Julianne Moore as Mary in Mary & George (SKY UK)
Julianne Moore as Mary in Mary & George (SKY UK)

As per the show, George and James’ first meeting happens at a banquet for James’ sister Anne of Denmark and her brother, the Danish King Frederick. Appointed as a cupbearer, George is tripped over by a jealous rival and almost ends up losing his hand before James intervenes.

Though this scene might not be true, George was indeed appointed the royal cupbearer for James – the person responsible for filling the King’s cup and feeding him sips. It was here that he first caught the King’s eye, during a banquet at the residence of Apethorpe, amusing the King with witty conversation.

This was followed by masques and masked balls, and a knighthood for George soon came along – quickly followed by a position in the King’s bedchamber.

Was George really James’ lover?

This has been a source of contention in the past: were the pair really lovers? Historical sources have differed but most signs point to yes.

“The English were desperate to get somebody into King James' bedchamber and not just to be physically intimate – although James loved to surround himself with young handsome men,” Woolley says. “But they wanted to get an English person into close proximity physical proximity with the king because physical proximity at that time was the key to gaining power.”

James was clearly very fond of George and called him “Steenie” – a reference to St Stephen, who was said to have had "the face of an angel". “Christ had John, and I have George,” he later told the Privy Council. A collection of letters between the pair also exist, “many of them are love letters. Many of them clearly suggest physical intimacy between them; I mean James at one point says he wished George would be his wife.”

Of course, this paid dividends for George, who quickly found himself in possession of first a knighthood, then a Dukedom (he was made Duke of Buckingham), while Mary became a Countess. The Villiers family became one of the most powerful families at court (and one of the most unpopular) for the three years before James’ death.

Did George kill James?

Nicholas Galitzine in Mary & George (SKY UK)
Nicholas Galitzine in Mary & George (SKY UK)

The pair’s affair was brought to an end with James’ death in 1625. By the start of the year, James was suffering from arthritis, gout and fainting fits, and in March suffered a stroke at Theobalds House in Hertfordshire.

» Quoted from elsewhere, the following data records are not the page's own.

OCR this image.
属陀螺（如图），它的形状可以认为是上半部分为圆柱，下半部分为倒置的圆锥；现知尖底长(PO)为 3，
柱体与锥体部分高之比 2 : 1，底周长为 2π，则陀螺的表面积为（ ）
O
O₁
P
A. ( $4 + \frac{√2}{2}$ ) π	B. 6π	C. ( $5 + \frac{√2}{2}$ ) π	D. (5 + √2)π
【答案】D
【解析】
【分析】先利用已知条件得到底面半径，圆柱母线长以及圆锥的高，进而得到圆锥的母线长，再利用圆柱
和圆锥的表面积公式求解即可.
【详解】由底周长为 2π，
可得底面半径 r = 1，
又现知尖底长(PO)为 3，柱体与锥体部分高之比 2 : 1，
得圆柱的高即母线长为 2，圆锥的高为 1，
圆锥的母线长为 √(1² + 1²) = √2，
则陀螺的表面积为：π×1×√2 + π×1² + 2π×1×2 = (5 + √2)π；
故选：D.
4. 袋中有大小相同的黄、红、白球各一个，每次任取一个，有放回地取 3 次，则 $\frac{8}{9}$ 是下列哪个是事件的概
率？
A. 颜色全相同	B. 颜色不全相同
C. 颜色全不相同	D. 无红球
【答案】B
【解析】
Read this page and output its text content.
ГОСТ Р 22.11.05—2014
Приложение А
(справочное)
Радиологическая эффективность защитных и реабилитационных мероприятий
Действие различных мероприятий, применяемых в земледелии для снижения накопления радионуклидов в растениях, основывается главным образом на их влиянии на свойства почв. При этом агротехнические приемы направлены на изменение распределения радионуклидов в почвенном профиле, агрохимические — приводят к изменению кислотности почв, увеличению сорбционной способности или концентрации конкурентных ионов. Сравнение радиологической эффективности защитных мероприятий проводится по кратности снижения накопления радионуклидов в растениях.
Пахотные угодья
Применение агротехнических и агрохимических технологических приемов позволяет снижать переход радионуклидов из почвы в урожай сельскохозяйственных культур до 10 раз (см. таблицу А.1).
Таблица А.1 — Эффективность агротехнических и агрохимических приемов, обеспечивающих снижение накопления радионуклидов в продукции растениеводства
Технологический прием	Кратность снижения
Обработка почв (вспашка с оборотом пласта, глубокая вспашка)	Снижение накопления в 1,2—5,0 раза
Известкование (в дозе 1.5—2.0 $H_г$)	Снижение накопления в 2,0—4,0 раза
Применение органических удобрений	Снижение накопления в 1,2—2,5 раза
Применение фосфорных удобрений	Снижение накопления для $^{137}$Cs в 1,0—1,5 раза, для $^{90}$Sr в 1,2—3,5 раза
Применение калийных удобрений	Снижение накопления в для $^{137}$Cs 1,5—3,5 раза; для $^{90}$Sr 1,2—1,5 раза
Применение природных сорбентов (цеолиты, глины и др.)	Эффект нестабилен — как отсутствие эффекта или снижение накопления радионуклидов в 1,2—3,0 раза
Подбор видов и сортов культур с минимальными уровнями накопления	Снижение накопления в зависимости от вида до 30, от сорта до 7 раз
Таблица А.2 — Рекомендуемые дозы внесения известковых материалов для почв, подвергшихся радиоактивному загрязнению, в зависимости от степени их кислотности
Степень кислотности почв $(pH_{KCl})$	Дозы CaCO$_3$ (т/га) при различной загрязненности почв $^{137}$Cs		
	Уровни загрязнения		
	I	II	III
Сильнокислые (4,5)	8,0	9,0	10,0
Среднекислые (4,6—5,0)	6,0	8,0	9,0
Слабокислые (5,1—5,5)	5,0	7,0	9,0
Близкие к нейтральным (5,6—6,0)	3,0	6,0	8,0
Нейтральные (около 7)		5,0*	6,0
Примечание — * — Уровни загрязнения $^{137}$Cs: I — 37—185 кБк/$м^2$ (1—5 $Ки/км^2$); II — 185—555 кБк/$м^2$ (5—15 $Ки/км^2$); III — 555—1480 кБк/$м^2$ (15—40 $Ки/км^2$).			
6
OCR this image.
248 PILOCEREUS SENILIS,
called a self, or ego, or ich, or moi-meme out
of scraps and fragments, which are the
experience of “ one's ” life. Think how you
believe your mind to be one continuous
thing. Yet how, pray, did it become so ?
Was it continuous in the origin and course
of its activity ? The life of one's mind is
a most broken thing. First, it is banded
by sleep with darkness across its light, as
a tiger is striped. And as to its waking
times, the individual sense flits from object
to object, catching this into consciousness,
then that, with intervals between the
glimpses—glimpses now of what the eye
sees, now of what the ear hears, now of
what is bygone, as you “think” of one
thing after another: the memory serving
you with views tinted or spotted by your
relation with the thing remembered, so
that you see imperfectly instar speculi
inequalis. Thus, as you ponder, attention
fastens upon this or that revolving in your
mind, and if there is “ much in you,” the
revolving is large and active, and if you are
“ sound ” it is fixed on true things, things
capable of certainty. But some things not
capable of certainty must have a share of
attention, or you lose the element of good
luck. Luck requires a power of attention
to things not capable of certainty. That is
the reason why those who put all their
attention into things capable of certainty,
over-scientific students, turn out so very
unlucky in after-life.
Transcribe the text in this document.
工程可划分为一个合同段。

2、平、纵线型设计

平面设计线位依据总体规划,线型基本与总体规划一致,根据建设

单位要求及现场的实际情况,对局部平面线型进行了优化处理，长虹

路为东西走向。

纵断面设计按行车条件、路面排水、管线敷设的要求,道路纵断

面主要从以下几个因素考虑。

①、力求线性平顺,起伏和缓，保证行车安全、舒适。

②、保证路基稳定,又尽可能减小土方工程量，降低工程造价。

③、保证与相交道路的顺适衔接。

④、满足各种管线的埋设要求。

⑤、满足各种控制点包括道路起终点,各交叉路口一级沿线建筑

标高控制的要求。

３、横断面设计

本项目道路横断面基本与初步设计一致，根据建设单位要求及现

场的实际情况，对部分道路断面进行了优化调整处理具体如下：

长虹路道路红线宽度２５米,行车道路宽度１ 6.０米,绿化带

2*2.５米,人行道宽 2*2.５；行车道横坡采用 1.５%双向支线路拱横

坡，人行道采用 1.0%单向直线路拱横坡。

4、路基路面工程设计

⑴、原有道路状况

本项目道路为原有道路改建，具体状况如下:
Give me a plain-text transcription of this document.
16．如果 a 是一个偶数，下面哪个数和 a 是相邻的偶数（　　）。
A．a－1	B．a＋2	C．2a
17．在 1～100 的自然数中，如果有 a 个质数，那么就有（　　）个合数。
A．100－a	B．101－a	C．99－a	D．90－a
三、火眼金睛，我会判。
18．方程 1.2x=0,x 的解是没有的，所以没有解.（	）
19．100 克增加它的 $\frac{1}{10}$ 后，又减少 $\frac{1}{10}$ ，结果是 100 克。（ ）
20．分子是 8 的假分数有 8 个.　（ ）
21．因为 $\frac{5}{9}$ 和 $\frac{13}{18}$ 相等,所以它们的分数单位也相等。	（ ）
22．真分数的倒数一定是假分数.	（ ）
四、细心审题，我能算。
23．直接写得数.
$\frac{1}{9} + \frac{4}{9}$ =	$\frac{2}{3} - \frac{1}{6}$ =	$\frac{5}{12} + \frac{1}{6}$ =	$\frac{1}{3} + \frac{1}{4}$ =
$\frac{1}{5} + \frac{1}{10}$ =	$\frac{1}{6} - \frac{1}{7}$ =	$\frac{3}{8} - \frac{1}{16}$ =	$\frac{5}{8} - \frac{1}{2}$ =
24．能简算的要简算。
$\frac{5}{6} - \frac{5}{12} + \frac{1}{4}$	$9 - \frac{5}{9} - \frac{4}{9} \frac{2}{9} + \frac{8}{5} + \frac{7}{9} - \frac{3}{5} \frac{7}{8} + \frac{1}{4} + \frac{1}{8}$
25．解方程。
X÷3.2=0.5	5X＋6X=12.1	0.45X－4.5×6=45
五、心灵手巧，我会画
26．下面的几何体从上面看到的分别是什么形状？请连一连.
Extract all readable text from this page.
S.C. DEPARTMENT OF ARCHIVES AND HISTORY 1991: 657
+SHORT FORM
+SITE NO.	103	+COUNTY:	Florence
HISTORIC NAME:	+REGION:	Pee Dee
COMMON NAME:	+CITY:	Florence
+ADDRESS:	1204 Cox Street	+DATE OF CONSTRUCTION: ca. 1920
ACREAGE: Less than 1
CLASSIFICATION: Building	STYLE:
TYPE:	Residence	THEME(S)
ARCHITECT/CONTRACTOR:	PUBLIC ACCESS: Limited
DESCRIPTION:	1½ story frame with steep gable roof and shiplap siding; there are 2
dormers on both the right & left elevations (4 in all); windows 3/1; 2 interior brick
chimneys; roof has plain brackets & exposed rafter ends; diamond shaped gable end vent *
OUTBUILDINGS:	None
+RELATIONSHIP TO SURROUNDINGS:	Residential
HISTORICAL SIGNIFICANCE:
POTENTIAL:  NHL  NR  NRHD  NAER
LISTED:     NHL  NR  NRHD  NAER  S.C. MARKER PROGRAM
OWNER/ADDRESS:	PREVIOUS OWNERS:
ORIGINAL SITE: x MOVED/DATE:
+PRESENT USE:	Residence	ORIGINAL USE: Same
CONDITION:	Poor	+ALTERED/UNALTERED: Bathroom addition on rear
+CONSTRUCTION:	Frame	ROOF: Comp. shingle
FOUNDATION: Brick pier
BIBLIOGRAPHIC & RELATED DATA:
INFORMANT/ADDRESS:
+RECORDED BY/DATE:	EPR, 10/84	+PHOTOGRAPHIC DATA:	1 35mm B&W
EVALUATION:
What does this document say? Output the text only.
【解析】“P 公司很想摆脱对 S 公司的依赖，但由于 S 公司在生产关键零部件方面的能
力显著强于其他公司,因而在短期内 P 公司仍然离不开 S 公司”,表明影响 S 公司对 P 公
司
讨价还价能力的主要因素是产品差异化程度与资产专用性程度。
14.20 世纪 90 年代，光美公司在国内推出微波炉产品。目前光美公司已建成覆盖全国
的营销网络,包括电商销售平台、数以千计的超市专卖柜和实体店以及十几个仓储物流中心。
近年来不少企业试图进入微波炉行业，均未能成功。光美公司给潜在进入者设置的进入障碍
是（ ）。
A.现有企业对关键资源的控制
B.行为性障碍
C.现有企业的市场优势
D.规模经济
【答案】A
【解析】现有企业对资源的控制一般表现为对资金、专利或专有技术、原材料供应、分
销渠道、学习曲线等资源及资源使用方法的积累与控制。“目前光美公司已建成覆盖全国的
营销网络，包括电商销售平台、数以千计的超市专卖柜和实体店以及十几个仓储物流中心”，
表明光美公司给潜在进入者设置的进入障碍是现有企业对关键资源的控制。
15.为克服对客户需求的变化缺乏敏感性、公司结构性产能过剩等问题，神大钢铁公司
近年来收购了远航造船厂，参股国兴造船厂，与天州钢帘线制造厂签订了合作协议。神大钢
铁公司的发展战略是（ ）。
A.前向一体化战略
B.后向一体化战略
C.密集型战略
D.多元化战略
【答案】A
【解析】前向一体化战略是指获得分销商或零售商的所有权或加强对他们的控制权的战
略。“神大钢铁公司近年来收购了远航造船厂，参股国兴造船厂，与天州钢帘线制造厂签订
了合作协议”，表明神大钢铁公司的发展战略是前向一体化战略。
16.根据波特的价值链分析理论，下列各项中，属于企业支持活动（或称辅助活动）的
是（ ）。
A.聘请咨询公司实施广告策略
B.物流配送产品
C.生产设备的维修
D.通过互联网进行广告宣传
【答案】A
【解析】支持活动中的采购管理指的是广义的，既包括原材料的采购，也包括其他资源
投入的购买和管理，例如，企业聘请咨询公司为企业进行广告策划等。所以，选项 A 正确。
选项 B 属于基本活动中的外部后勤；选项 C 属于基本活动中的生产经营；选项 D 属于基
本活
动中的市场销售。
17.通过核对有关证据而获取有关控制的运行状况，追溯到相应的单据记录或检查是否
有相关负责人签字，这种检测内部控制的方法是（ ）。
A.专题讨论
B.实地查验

At the time, Mary and George appeared to have taken charge of the King’s care, but he died on March 27 due to a violent attack of dysentery. Apparently, a medicine recommended by George had made the King’s condition worse, leading to rumours he had been poisoned.

For his book, Woolley says he talked to a toxicologist, who “thought that it was quite possible James had been poisoned and even identified the poison”: something called aconite, or wolfsbane, which was common at the time (however, Woolley does call this “speculative”).

Whether this is true or not – and whether George poisoned James on purpose or not – we don’t know how much of James’ final days will be covered in the series. However, one thing is for sure: Mary’s political manoeuvring of her son was unparalleled.

“It was a very bumpy ride; very difficult and very dangerous,” Woolley says. “Had anything gone wrong it would have been the ruination not just of George but of Mary and her other children… it was a high risk game that she played but she pulled it off.”